Il film è ambientato in un ipotetico futuro nel quale il processo di invecchiamento di ogni persona si ferma a 25 anni esatti; da questo momento in avanti, per vivere, bisogna acquistare tempo che è la valuta con la quale si compra tutto, dall’automobile nuova a una tazza di caffè.
E’ proprio il caso di dire “IL TEMPO E’ DENARO”!
E cosi abbiamo bizzarre scene in cui madre e figlio (Olivia Wilde e Justin Timberlake) sembrano coetanei o altre in cui tre donne appaiono ugualmente giovani ma sono in realtà figlia, madre e suocera.
Ogni individuo ha ben visibile sul braccio un orologio vitale che scorre inesorabile; i ricchi possiedo grandi ricchezze di tempo, i poveri, che vivono in quello che viene chiamato “il ghetto”, vivono alla giornata.

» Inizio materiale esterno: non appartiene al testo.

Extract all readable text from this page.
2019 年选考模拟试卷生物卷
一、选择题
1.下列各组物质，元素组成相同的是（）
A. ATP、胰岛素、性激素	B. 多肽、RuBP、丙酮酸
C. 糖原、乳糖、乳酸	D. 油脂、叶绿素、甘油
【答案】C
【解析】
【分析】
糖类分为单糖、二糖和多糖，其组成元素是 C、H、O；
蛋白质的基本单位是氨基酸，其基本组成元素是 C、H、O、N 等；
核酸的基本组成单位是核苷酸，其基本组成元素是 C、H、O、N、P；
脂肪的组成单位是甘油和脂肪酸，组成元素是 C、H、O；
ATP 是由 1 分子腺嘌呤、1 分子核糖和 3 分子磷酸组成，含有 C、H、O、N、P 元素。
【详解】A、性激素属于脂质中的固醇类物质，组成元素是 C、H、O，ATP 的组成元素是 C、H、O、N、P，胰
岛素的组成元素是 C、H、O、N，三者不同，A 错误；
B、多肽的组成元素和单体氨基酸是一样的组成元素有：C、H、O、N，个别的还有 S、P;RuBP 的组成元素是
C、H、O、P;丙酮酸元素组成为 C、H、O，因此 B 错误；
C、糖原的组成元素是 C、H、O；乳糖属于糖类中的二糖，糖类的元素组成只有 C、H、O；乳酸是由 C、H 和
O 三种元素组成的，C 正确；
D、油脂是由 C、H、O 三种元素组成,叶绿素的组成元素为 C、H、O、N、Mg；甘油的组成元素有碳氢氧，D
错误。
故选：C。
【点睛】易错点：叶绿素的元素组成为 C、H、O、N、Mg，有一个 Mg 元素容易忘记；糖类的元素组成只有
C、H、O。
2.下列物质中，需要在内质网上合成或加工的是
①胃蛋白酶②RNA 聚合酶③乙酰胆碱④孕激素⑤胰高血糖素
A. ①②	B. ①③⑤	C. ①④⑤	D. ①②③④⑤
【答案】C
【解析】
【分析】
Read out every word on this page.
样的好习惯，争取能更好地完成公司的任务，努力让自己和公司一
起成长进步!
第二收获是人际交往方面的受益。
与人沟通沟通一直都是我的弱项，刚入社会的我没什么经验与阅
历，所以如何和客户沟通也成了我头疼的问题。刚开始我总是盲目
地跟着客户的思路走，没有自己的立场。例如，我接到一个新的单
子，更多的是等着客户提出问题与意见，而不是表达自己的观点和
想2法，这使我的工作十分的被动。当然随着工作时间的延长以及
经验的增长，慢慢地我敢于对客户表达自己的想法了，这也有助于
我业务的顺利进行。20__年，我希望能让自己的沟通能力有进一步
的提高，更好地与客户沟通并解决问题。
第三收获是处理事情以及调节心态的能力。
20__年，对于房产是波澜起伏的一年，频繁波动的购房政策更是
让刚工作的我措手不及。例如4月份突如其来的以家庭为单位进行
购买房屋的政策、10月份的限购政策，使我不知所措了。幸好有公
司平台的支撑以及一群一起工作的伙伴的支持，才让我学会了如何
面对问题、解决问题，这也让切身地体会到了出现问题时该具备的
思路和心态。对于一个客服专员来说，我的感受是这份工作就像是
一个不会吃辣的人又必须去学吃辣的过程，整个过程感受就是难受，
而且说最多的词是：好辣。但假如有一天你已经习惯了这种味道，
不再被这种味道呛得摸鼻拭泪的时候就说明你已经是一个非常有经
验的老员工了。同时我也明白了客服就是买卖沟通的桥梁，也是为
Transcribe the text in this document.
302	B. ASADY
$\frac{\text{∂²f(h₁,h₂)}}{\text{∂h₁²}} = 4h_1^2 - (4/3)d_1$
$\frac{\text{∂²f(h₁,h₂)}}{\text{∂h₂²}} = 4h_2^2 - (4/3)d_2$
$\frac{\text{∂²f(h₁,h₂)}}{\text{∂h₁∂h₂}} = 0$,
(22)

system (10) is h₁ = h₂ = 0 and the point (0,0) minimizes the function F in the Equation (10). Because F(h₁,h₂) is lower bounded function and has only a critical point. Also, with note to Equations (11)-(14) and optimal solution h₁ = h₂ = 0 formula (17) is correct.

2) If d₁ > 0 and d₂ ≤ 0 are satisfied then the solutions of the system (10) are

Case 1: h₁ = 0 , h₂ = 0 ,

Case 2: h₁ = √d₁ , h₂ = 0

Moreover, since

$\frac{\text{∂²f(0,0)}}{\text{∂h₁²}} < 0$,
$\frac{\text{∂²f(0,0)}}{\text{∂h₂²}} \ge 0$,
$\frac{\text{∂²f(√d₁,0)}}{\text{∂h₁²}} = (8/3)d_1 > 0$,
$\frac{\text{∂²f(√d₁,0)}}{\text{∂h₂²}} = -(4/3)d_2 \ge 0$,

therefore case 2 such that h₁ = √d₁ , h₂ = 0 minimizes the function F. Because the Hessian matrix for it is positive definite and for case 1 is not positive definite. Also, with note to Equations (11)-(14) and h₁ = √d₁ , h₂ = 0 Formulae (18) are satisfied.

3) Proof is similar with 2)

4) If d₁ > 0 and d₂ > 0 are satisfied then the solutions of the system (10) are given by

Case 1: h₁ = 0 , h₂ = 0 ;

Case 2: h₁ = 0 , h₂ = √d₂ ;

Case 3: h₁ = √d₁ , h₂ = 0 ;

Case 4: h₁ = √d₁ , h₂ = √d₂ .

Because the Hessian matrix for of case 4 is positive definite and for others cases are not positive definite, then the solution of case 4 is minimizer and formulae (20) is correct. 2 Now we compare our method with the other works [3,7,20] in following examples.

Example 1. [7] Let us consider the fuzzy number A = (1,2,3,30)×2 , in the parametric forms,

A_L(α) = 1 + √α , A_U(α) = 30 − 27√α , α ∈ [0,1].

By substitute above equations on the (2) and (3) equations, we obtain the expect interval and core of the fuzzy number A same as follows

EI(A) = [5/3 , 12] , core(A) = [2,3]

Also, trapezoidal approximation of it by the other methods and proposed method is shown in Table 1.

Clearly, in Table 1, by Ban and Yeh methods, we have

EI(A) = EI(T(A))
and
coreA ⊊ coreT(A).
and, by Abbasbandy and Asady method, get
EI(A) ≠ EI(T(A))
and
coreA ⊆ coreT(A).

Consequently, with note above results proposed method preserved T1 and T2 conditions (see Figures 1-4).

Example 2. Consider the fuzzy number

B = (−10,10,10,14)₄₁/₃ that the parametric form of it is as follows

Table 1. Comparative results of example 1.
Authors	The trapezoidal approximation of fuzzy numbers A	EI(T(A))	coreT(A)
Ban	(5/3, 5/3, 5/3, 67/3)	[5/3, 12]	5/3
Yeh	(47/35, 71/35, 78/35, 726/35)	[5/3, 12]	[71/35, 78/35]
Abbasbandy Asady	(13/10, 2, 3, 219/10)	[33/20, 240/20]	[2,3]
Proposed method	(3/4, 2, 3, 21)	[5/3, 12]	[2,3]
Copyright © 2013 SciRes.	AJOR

Al di là dei temi sociologici trattati (in primis la differenza tra caste) e di quelli di carattere psicologico (l'eterna giovinezza per citarne uno) il messaggio principale credo sia proprio questo: CARPE DIEM, cogli l’attimo, non sprecare il tempo, in un giorno si possono fare un sacco di cose, vivi intensamente..
Del cast due parole le spendo per AMANDA SEYFRIED: spontanea e convincente, credo sentiremo molto parlare di lei.